Five judges – Lord Justice General Carloway, Lord Justice Clerk Lady Dorrian, Lord Menzies, Lord Glennie and Lord Woolman – unanimously refused an appeal by the representative of the late Abdelbaset Ali Mohamed Al Megrahi, following a reference to the court from the Scottish Criminal Cases Review Commission.
The court rejected grounds of appeal that the trial court reached a verdict that no reasonable trial court could have, and that certain documents said to be relevant to the credibility and reliability of Toni Gauci, a Maltese shopkeeper who gave identification evidence linking Mr Megrahi with items established to have been in the suitcase carrying the bomb, should have been disclosed to the defence.
Mr Megrahi was convicted in 2001 of the murder of a total of 270 people by a specially constituted court, held in the Netherlands, of three Scottish judges. An appeal brought on multiple grounds was refused by a bench of five judges in 2002. An appeal following an initial reference to the High Court by the SCCRC was abandoned in 2009, after which Mr Megrahi was released from prison on compassionate grounds due to terminal illness.

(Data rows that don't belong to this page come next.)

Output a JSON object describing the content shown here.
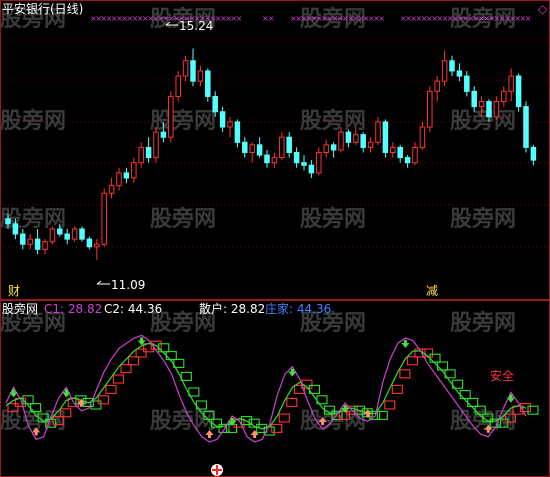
{
  "colors": {
    "background": "#000000",
    "up": "#ff3333",
    "down": "#54ffff",
    "panel_border": "#9a1a1a",
    "grid": "#7a0000",
    "purple_marker": "#d040d0",
    "c1_line": "#d040d0",
    "c2_line": "#30e030",
    "retail_box": "#30e030",
    "dealer_box": "#ff3333",
    "text_white": "#ffffff",
    "text_purple": "#d040d0",
    "text_blue": "#4080ff",
    "signal_yellow": "#ffe040",
    "arrow_up": "#ff9070",
    "arrow_down": "#40e040",
    "watermark": "#3a3a3a"
  },
  "title": "平安银行(日线)",
  "watermark": "股旁网",
  "top_marker": "◇",
  "price_annotations": {
    "high": "15.24",
    "low": "11.09"
  },
  "signals": {
    "cai": "财",
    "jian": "减"
  },
  "indicator_labels": {
    "name": "股旁网",
    "c1": "C1: 28.82",
    "c2": "C2: 44.36",
    "retail": "散户: 28.82",
    "dealer": "庄家: 44.36",
    "safe_zone": "安全"
  },
  "chart_data": [
    {
      "type": "candlestick",
      "title": "平安银行(日线)",
      "ylim": [
        10.6,
        15.8
      ],
      "grid": true,
      "candles": [
        {
          "o": 11.9,
          "h": 12.0,
          "l": 11.7,
          "c": 11.8
        },
        {
          "o": 11.8,
          "h": 11.9,
          "l": 11.5,
          "c": 11.6
        },
        {
          "o": 11.6,
          "h": 11.7,
          "l": 11.3,
          "c": 11.4
        },
        {
          "o": 11.4,
          "h": 11.6,
          "l": 11.3,
          "c": 11.5
        },
        {
          "o": 11.5,
          "h": 11.7,
          "l": 11.2,
          "c": 11.3
        },
        {
          "o": 11.3,
          "h": 11.5,
          "l": 11.2,
          "c": 11.45
        },
        {
          "o": 11.45,
          "h": 11.75,
          "l": 11.4,
          "c": 11.7
        },
        {
          "o": 11.7,
          "h": 11.8,
          "l": 11.55,
          "c": 11.6
        },
        {
          "o": 11.6,
          "h": 11.7,
          "l": 11.4,
          "c": 11.5
        },
        {
          "o": 11.5,
          "h": 11.75,
          "l": 11.45,
          "c": 11.7
        },
        {
          "o": 11.7,
          "h": 11.75,
          "l": 11.45,
          "c": 11.5
        },
        {
          "o": 11.5,
          "h": 11.55,
          "l": 11.3,
          "c": 11.35
        },
        {
          "o": 11.35,
          "h": 11.5,
          "l": 11.09,
          "c": 11.4
        },
        {
          "o": 11.4,
          "h": 12.5,
          "l": 11.35,
          "c": 12.4
        },
        {
          "o": 12.4,
          "h": 12.7,
          "l": 12.3,
          "c": 12.55
        },
        {
          "o": 12.55,
          "h": 12.9,
          "l": 12.45,
          "c": 12.8
        },
        {
          "o": 12.8,
          "h": 12.9,
          "l": 12.6,
          "c": 12.7
        },
        {
          "o": 12.7,
          "h": 13.1,
          "l": 12.6,
          "c": 13.0
        },
        {
          "o": 13.0,
          "h": 13.4,
          "l": 12.9,
          "c": 13.3
        },
        {
          "o": 13.3,
          "h": 13.5,
          "l": 13.0,
          "c": 13.1
        },
        {
          "o": 13.1,
          "h": 13.7,
          "l": 13.0,
          "c": 13.6
        },
        {
          "o": 13.6,
          "h": 13.8,
          "l": 13.4,
          "c": 13.5
        },
        {
          "o": 13.5,
          "h": 14.4,
          "l": 13.4,
          "c": 14.3
        },
        {
          "o": 14.3,
          "h": 14.8,
          "l": 14.2,
          "c": 14.7
        },
        {
          "o": 14.7,
          "h": 15.1,
          "l": 14.6,
          "c": 15.0
        },
        {
          "o": 15.0,
          "h": 15.24,
          "l": 14.5,
          "c": 14.6
        },
        {
          "o": 14.6,
          "h": 14.9,
          "l": 14.5,
          "c": 14.8
        },
        {
          "o": 14.8,
          "h": 14.85,
          "l": 14.2,
          "c": 14.3
        },
        {
          "o": 14.3,
          "h": 14.4,
          "l": 13.9,
          "c": 14.0
        },
        {
          "o": 14.0,
          "h": 14.1,
          "l": 13.6,
          "c": 13.7
        },
        {
          "o": 13.7,
          "h": 13.9,
          "l": 13.5,
          "c": 13.8
        },
        {
          "o": 13.8,
          "h": 13.85,
          "l": 13.3,
          "c": 13.4
        },
        {
          "o": 13.4,
          "h": 13.5,
          "l": 13.1,
          "c": 13.2
        },
        {
          "o": 13.2,
          "h": 13.4,
          "l": 13.0,
          "c": 13.35
        },
        {
          "o": 13.35,
          "h": 13.5,
          "l": 13.1,
          "c": 13.15
        },
        {
          "o": 13.15,
          "h": 13.25,
          "l": 12.9,
          "c": 13.0
        },
        {
          "o": 13.0,
          "h": 13.2,
          "l": 12.9,
          "c": 13.1
        },
        {
          "o": 13.1,
          "h": 13.6,
          "l": 13.05,
          "c": 13.5
        },
        {
          "o": 13.5,
          "h": 13.6,
          "l": 13.1,
          "c": 13.2
        },
        {
          "o": 13.2,
          "h": 13.3,
          "l": 12.9,
          "c": 13.0
        },
        {
          "o": 13.0,
          "h": 13.15,
          "l": 12.85,
          "c": 12.95
        },
        {
          "o": 12.95,
          "h": 13.05,
          "l": 12.7,
          "c": 12.8
        },
        {
          "o": 12.8,
          "h": 13.3,
          "l": 12.75,
          "c": 13.2
        },
        {
          "o": 13.2,
          "h": 13.45,
          "l": 13.1,
          "c": 13.35
        },
        {
          "o": 13.35,
          "h": 13.4,
          "l": 13.1,
          "c": 13.25
        },
        {
          "o": 13.25,
          "h": 13.7,
          "l": 13.2,
          "c": 13.6
        },
        {
          "o": 13.6,
          "h": 13.65,
          "l": 13.3,
          "c": 13.4
        },
        {
          "o": 13.4,
          "h": 13.7,
          "l": 13.35,
          "c": 13.55
        },
        {
          "o": 13.55,
          "h": 13.6,
          "l": 13.2,
          "c": 13.3
        },
        {
          "o": 13.3,
          "h": 13.5,
          "l": 13.2,
          "c": 13.4
        },
        {
          "o": 13.4,
          "h": 13.9,
          "l": 13.35,
          "c": 13.8
        },
        {
          "o": 13.8,
          "h": 13.85,
          "l": 13.1,
          "c": 13.2
        },
        {
          "o": 13.2,
          "h": 13.4,
          "l": 13.1,
          "c": 13.3
        },
        {
          "o": 13.3,
          "h": 13.35,
          "l": 13.0,
          "c": 13.1
        },
        {
          "o": 13.1,
          "h": 13.15,
          "l": 12.9,
          "c": 13.0
        },
        {
          "o": 13.0,
          "h": 13.4,
          "l": 12.95,
          "c": 13.3
        },
        {
          "o": 13.3,
          "h": 13.8,
          "l": 13.25,
          "c": 13.7
        },
        {
          "o": 13.7,
          "h": 14.5,
          "l": 13.6,
          "c": 14.4
        },
        {
          "o": 14.4,
          "h": 14.7,
          "l": 14.2,
          "c": 14.6
        },
        {
          "o": 14.6,
          "h": 15.2,
          "l": 14.5,
          "c": 15.0
        },
        {
          "o": 15.0,
          "h": 15.1,
          "l": 14.7,
          "c": 14.8
        },
        {
          "o": 14.8,
          "h": 14.95,
          "l": 14.6,
          "c": 14.7
        },
        {
          "o": 14.7,
          "h": 14.8,
          "l": 14.3,
          "c": 14.4
        },
        {
          "o": 14.4,
          "h": 14.5,
          "l": 14.0,
          "c": 14.1
        },
        {
          "o": 14.1,
          "h": 14.3,
          "l": 13.9,
          "c": 14.2
        },
        {
          "o": 14.2,
          "h": 14.25,
          "l": 13.8,
          "c": 13.9
        },
        {
          "o": 13.9,
          "h": 14.3,
          "l": 13.85,
          "c": 14.2
        },
        {
          "o": 14.2,
          "h": 14.5,
          "l": 14.1,
          "c": 14.4
        },
        {
          "o": 14.4,
          "h": 14.85,
          "l": 14.2,
          "c": 14.7
        },
        {
          "o": 14.7,
          "h": 14.75,
          "l": 14.0,
          "c": 14.1
        },
        {
          "o": 14.1,
          "h": 14.2,
          "l": 13.2,
          "c": 13.3
        },
        {
          "o": 13.3,
          "h": 13.35,
          "l": 12.95,
          "c": 13.05
        }
      ]
    },
    {
      "type": "line",
      "title": "",
      "series": [
        {
          "name": "C1",
          "values": [
            40,
            52,
            42,
            22,
            12,
            14,
            30,
            44,
            52,
            40,
            34,
            36,
            50,
            64,
            74,
            82,
            86,
            90,
            92,
            88,
            80,
            72,
            62,
            46,
            32,
            22,
            14,
            10,
            12,
            20,
            30,
            26,
            14,
            10,
            12,
            24,
            46,
            62,
            68,
            58,
            42,
            28,
            20,
            24,
            32,
            40,
            34,
            28,
            26,
            30,
            56,
            74,
            86,
            90,
            88,
            80,
            70,
            62,
            54,
            46,
            38,
            30,
            22,
            16,
            14,
            22,
            36,
            48,
            40,
            30
          ]
        },
        {
          "name": "C2",
          "values": [
            38,
            42,
            44,
            38,
            30,
            26,
            28,
            34,
            42,
            44,
            42,
            40,
            44,
            52,
            60,
            68,
            74,
            80,
            84,
            86,
            84,
            78,
            72,
            62,
            50,
            40,
            32,
            26,
            22,
            22,
            26,
            28,
            26,
            22,
            20,
            22,
            30,
            42,
            52,
            56,
            52,
            44,
            36,
            32,
            32,
            36,
            36,
            34,
            32,
            32,
            40,
            52,
            64,
            74,
            80,
            80,
            76,
            70,
            64,
            56,
            48,
            42,
            36,
            30,
            26,
            26,
            30,
            36,
            38,
            36
          ]
        }
      ]
    }
  ]
}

Following a further request by his family, the SCCRC again referred the case to the High Court in 2020, on the two grounds argued before the court.
On the first ground, it was argued that Mr Gauci was one of three important witnesses, of whom the court had largely rejected the testimony of the other two. Mr Gauci's evidence had been "riddled with deficiencies, contradictions and inconsistencies", and no reasonable jury could have accepted it. There had been flaws in the investigation process during which he had identified Mr Megrahi, and his dock identification was of no value.
On the second, the documents it was said should have been disclosed, concerned local Maltese newspaper reporting, and documents relating to the potential for the payment of a reward to him. It was argued that the former, which had carried photos of the accused as well as references to Mr Gauci and his shop, might have materially weakened his identifications; and that any information which would suggest that Mr Gauci was motivated by money would satisfy the test of being material to the proper preparation or presentation of the defence or likely to have been of real importance in undermining the Crown case or casting reasonable doubt upon it, such that failure to disclose had denied a fair trial in terms of article 6 of the Human Rights Convention.
Lord Carloway, delivering the opinion of the court, said on the first ground that the critical question at trial had not been whether Mr Megrahi had been identified beyond reasonable doubt as the purchaser of the clothes from Mr Gauci's shop, but whether it had been proved beyond reasonable doubt that he had participated in the delivery of the bomb onto a flight from Malta from which it had been transferred to flight 103. His identification in the shop was only one of several elements in that proof, and the evidence had to be looked at overall. It was only if it was impossible, or unreasonable in terms of the statute, to draw the relevant inference that it could be held that a miscarriage of justice had occurred. There was a circumstantial case against Mr Megrahi and the trial court had in fact left out of account as hearsay one item which was properly part of the res gestae and would have substantially strengthened that case.
The court had also examined Mr Gauci's evidence with care, recognising that there were "undoubtedly problems" with it, and was entitled to conclude that other evidence that conflicted with aspects of Mr Gauci's evidence regarding the date of purchase did not prevent it holding that Mr Megrahi was the purchaser. "On the evidence at trial, a reasonable jury, properly directed, would have been entitled to return a guilty verdict."
On the second ground, the critical question was whether, after taking full account of all the circumstances of the trial, there was a real possibility that the jury might have come to a different verdict if the material, which ought to have been disclosed, had been available to the defence. The press reports did not provide grounds for objecting to Mr Megrahi's identifications beyond those already available to the defence; had they been available to the court, they would have made no difference to the verdict. The reward documents did not disclose that Mr Gauci was motivated by the prospect of a reward; "quite the contrary", Lord Carloway said.
"It is tolerably clear that the defence would have been aware of the existence of a potential reward at the instance of the United States’ government, but this was not pursued at the trial. This was no doubt advisedly so. All that would have been achieved would have been a strengthening of Mr Gauci’s credibility."
He concluded: "The contention that the Crown failed to disclose material which would have created a real prospect of a different verdict is rejected."